ЛМ: Поместить что-то знакомое в незнакомый контекст — скажем, поместить в прошлое или в какую-то иную структуру, которая откроет это по-новому, позволит читателям увидеть реальную суть чего-то, что обычно воспринимается как должное, потому что обычно сокрыто под обычной ерундой, его сопровождающей.

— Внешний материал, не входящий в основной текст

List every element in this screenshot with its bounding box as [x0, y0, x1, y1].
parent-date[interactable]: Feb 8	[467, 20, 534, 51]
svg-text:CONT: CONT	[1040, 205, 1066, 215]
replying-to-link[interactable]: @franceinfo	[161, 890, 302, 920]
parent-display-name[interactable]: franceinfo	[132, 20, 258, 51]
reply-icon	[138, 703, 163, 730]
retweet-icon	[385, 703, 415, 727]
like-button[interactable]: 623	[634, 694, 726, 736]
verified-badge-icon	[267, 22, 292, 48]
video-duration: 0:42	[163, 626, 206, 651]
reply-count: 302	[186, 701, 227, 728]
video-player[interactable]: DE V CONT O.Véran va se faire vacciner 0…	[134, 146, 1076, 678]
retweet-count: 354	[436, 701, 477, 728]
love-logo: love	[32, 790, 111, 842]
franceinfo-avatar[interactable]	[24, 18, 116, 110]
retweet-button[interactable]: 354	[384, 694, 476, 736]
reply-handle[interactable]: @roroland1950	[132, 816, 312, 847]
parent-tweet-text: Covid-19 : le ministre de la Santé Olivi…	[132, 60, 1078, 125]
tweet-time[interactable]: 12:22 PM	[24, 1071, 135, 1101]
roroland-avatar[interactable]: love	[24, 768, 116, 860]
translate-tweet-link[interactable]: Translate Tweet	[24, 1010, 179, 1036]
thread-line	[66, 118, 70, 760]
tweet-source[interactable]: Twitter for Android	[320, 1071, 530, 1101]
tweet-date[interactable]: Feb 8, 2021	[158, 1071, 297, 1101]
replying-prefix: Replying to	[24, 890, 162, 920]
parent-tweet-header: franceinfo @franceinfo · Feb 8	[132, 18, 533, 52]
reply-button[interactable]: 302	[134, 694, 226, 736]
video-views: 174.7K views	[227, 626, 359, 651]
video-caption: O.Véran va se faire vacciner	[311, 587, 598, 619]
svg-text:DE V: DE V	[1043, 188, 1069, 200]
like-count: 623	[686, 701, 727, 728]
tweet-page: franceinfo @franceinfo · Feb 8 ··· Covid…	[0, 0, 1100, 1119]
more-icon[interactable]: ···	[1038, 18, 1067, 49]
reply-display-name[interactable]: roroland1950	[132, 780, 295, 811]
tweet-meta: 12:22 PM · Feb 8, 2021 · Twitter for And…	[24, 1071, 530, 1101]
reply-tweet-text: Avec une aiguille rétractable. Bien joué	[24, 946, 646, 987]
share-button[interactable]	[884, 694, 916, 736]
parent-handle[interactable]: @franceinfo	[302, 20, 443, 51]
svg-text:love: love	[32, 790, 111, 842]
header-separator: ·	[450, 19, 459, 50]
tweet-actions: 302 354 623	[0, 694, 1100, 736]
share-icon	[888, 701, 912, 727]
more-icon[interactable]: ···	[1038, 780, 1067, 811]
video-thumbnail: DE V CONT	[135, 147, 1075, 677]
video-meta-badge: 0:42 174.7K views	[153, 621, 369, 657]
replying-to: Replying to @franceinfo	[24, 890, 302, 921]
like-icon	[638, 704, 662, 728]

ДФВ: По-моему, это оригинальная программа деконструкции, да? Люди пребывают в некоей метафизической анестезии, так что ты разбираешь аксиомы и предубеждения этой метафизики, показываешь в разрезе и раскрываешь преимущества отказа от нее. Это буквальное усугубление: пробуждаешь людей, чтобы они поняли, что неосознанно усваивали какой-то наркотический раствор с возраста, когда еще говорили только „Мама“. Есть много способов интерпретировать то, что я делаю, но если я правильно уловил, что ты имеешь в виду под „остранением“, то, пожалуй, оно — часть того, от чего я получаю нужный щелчок. Еще оно может быть одной из причин, почему я, чтобы что-то закончить, в итоге делаю от пяти до восьми переписываний, из-за чего мне никогда и не стать Воллманом или Оутс.
ЛМ: Ты упоминал недавние изменения в том, что писатели предполагают о своих читателях в плане ожиданий и т. д. Как еще мир постмодерна повлиял или изменил роль нынешней серьезной литературы?
ДФВ: Если ты имеешь в виду постиндустриальный мир медиа, то он перевернул одну из важнейших исторических функций литературы — предоставление информации об отдаленных культурах и личностях. Первое настоящее обобщение человеческого опыта, которого пытались достичь романы. Если ты жил сто лет назад в Мухосранске, Айова, и понятия не имел, как живут в Индии, старый добрый Киплинг представляет все тебе на блюдечке. И, разумеется, теперь у постструктуралистских критиков настоящий праздник из-за колониалистских и фаллократических предубеждений, врожденных в идею, что писатели „представляют“ чуждые культуры, а не „изображают“ их — тараторящие на непонятных языках аборигены, похотливые наложницы, бремя белого человека и т. п. Ну, а сейчас представляющая функция литературы для современного читателя перевернулась: так как теперь вся глобальная деревня представлена знакомой, близкой благодаря электронике — спутники, микроволны, бесстрашные антропологи с PBS, зулусские песнопения с Полом Саймоном — теперь нам будто почти нужно, чтобы писатели вернули неизбежную „странность“ странным вещам, остранили их, как бы ты сказал.
ЛМ: Видение субурбии Дэвидом Линчем. Или видение ежедневной жизни Марком Лейнером…
ДФВ: И Лейнер в этом хорош. Для нашего поколения весь мир кажется „знакомым“, но так как это, конечно, только иллюзия в плане того, что в людях действительно важно, то, может быть, работа „реалистичной“ прозы теперь — делать противоположное, не странное знакомым, а знакомое опять странным. Кажется, важно найти способы напомнить нам, что большинство „знакомости“ транслируемо и иллюзорно.
ЛМ: „Постмодернизм“ обычно предполагает „единство популярной и серьезной культур“. Но большая часть поп-культуры в творчестве молодых писателей, которым я восхищаюсь — у тебя, Лейнера, Гибсона, Воллмана, Эвридики, Дейч и прочих — кажется, нужна не для интеграции высокой и низкой культуры, или восстановления ценности низкой культуры, а, скорее, помещается в новый контекст, чтобы мы могли „освободиться“ от нее. Например, разве не это ты делал с шоу „Jeopardy!“ в „Маленьких невыразительных животных“?
ДФВ: Один из новых контекстов — взять что-то почти усыпляющее банальное (и сложно придумать что-то более банальное, чем американское игровое шоу; на самом деле, банальность — очередная приманка ТВ, как сказано в моем эссе о ТВ) и попытаться перенастроить так, чтобы открылось, насколько этот банальный продукт на самом деле проникнут напряженными, странными, извилистыми человеческими взаимоотношениями. Отрывистая, врезочная форма, к которой я прибегнул для написания новеллы, наверное, нетонкая и неуклюжая, но так она щелкала для меня куда сильней, чем когда я написал новеллу обычным способом.
ЛМ: Много твоих работ (включая „Метлу“) связаны с нарушением границ между реальным и „играми“, или персонажи, которые во что-то играют, начинают путать структуру игры со структурой реальности. Опять же, кажется, это можно увидеть в „Маленьких невыразительных животных“, где реальный мир вне „Jeopardy“ взаимодействует с тем, что происходит на шоу — границы между внешним и внутренним размыты.